One form of retaliatory programming is internal parts that look like loved ones (in the group) getting punished if the individual remembers their past. This can occur because the individual has made agreements to forget (to be amnesic), or their loved ones will get hurt or killed. If a memory comes forward, the survivor may not remember the agreement, and instead, will fear terror, or reluctance to remember, and wonder why it is so difficult for parts to share information. Once they underlying traumas are resolved, the individual will be able to remember and not undergo retaliation.

Barricades and Barriers

Groups that use mind control will often create various barricades and barriers to remembering.  Common barriers can include:

  • Earth, wind, fire and water: the elements may be used to create barriers between systems and between parts; these elements are used in very painful traumas, and information can only be passed between systems by going through them, unless an authorization code is given (then, a bridge or communicator will be able to cross and parts will not be harmed). Taking down these barriers may include remembering the traumas used to install them, including any rituals that involved the elements, and helping parts to come into current (safe) reality that live within the barriers.
  • Walls: most groups will create walls between systems, and between front and back (presentation and cult host) parts. These walls will be put in place with terrible traumas that can include seeing a loved one killed, and used in the brick and mortar (with the warning that others will die if the wall is ever taken down or breached without permission);  or loved ones and the survivor being tortured on top of the wall, or even being “buried alive” beneath it (the person is rescued with their promise to never cross the wall).  Over the years, re-traumatization and reprogramming will be done, with other traumas (such as battering infants against a wall) to keep it in place.
  • Extreme Emotions: some barriers between systems and parts are created using extreme emotions that have been stored from years of trauma. These can include hopeless despair (if the person remembers, they will feel hopeless despair and/or suicidal); rage (including killing rage); terror; and extreme abandonment.  In some systems, these emotions are given to “guardians” in deeper levels who hold the feelings, which then drive this type of programming.  Once the survivor is able to get in touch with the parts that hold the feelings, and process the traumas, there will be less emotional retaliation for remembering. In many survivors, anti-healing and anti-memory programs can include the threat of the emotions being unleashed, and the survivor being overwhelmed. It can help to remind the survivor that these threats were made in the past, in a programming lab or other unsafe situation, and that remembering in a safe place with a safe person is very different.

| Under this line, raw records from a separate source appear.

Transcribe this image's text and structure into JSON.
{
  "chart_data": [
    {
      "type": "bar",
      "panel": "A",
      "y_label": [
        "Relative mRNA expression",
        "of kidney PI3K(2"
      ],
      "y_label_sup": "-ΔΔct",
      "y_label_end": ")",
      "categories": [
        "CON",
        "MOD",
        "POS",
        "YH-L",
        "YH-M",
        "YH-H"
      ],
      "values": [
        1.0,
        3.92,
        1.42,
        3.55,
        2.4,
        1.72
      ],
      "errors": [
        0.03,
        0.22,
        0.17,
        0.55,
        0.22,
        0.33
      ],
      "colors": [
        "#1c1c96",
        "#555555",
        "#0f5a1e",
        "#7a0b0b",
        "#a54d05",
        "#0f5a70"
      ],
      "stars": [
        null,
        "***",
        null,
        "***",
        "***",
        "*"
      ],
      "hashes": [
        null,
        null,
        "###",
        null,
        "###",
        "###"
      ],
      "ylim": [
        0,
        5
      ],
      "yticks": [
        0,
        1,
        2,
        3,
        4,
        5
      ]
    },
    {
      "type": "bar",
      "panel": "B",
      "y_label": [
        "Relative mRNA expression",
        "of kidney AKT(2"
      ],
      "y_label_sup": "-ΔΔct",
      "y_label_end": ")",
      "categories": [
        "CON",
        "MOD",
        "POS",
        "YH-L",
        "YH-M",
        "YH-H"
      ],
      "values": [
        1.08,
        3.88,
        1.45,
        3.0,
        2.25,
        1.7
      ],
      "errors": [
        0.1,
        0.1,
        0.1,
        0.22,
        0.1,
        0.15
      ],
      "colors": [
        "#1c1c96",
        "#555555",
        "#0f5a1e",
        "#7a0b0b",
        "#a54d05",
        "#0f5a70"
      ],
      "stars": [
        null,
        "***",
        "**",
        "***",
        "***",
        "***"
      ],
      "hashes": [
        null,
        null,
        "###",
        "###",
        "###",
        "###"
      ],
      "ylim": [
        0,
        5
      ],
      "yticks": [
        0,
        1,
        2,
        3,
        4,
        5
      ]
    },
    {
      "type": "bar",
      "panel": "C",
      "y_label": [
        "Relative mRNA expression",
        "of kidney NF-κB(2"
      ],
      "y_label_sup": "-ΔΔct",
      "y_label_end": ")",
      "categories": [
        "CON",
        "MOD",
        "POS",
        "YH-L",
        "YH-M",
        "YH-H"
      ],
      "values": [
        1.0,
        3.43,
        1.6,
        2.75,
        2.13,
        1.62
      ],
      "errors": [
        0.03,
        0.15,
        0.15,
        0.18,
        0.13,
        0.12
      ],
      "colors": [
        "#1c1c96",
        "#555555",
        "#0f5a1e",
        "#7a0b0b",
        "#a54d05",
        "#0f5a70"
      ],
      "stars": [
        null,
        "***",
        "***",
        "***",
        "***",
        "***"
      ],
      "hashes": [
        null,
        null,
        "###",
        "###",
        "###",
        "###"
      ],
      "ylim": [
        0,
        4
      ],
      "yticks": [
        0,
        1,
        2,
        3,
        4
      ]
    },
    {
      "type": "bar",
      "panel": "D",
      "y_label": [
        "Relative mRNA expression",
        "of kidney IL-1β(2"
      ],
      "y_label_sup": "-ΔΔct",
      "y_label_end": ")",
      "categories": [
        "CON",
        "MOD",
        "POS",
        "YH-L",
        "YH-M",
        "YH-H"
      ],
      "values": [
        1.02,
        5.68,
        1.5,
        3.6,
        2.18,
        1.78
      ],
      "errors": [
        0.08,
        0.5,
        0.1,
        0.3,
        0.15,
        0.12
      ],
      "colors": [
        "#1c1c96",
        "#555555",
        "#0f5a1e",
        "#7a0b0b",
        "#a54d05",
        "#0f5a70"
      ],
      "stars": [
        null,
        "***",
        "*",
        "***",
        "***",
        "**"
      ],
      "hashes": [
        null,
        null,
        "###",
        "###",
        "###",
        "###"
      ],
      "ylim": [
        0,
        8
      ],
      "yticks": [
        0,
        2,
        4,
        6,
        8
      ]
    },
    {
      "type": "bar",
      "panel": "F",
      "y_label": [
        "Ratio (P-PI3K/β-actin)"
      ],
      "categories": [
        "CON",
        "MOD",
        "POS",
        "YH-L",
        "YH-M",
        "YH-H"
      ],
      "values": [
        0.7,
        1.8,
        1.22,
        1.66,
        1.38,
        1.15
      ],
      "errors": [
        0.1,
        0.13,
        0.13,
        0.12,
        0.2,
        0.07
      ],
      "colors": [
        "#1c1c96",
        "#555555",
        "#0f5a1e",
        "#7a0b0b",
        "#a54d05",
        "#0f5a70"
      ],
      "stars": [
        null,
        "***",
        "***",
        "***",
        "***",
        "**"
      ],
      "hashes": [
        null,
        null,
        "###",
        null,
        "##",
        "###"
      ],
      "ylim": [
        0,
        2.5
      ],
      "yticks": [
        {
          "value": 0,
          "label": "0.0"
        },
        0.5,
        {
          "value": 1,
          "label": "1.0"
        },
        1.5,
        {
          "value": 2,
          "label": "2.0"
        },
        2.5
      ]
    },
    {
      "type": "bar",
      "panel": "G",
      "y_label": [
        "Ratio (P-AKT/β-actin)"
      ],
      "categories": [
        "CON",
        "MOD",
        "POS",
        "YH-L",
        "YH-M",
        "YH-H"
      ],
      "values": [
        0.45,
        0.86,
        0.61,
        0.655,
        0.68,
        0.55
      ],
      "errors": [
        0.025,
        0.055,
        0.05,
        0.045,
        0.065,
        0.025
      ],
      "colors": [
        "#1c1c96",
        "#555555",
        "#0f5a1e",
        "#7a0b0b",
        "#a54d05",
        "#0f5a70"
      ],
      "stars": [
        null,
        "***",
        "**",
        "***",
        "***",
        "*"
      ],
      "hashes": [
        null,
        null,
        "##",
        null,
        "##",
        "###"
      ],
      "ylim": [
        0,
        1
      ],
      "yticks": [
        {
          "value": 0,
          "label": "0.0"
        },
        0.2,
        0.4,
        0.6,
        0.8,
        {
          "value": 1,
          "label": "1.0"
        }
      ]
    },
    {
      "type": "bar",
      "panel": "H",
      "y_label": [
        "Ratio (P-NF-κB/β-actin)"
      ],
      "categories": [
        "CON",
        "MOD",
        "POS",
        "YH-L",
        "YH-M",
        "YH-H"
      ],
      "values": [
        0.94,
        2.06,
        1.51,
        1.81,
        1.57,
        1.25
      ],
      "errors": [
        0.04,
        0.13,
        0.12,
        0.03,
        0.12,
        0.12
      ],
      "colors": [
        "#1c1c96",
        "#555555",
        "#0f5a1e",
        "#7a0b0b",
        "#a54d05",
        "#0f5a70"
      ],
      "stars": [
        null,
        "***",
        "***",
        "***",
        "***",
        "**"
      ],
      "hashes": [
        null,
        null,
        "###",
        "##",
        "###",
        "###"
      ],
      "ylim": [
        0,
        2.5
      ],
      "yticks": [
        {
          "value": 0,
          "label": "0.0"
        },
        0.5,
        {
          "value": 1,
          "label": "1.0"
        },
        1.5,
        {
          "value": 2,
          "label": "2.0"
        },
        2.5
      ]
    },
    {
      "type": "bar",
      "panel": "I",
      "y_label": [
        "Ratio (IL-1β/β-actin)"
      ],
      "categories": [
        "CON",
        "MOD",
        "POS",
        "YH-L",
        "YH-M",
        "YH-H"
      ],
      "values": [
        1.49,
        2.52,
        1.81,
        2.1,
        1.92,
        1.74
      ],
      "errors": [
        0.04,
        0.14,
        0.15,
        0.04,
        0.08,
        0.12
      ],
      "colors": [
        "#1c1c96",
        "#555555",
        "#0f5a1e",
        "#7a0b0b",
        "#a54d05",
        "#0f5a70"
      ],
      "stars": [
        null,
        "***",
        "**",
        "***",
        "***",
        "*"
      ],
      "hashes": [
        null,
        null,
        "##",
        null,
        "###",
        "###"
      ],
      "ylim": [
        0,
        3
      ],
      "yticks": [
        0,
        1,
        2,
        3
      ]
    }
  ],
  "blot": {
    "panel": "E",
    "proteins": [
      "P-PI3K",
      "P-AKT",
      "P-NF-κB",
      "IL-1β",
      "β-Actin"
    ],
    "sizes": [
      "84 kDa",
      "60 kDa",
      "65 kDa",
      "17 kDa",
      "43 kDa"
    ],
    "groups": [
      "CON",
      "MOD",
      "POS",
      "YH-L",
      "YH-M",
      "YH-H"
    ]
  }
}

As the various parts heal, and realize that they no longer need to obey their programming to not remember, the memories will often start coming more quickly, and with less fear or retaliation.  The survivor will start to remember and recover their own personal history. As this occurs, they may experience deep anger and rage at the manipulation by others that they are now realizing; deep grief over the abuse, as well as a deep sense of finding themselves and discovering who they truly are.  The latter is what truly makes the healing journey worth it.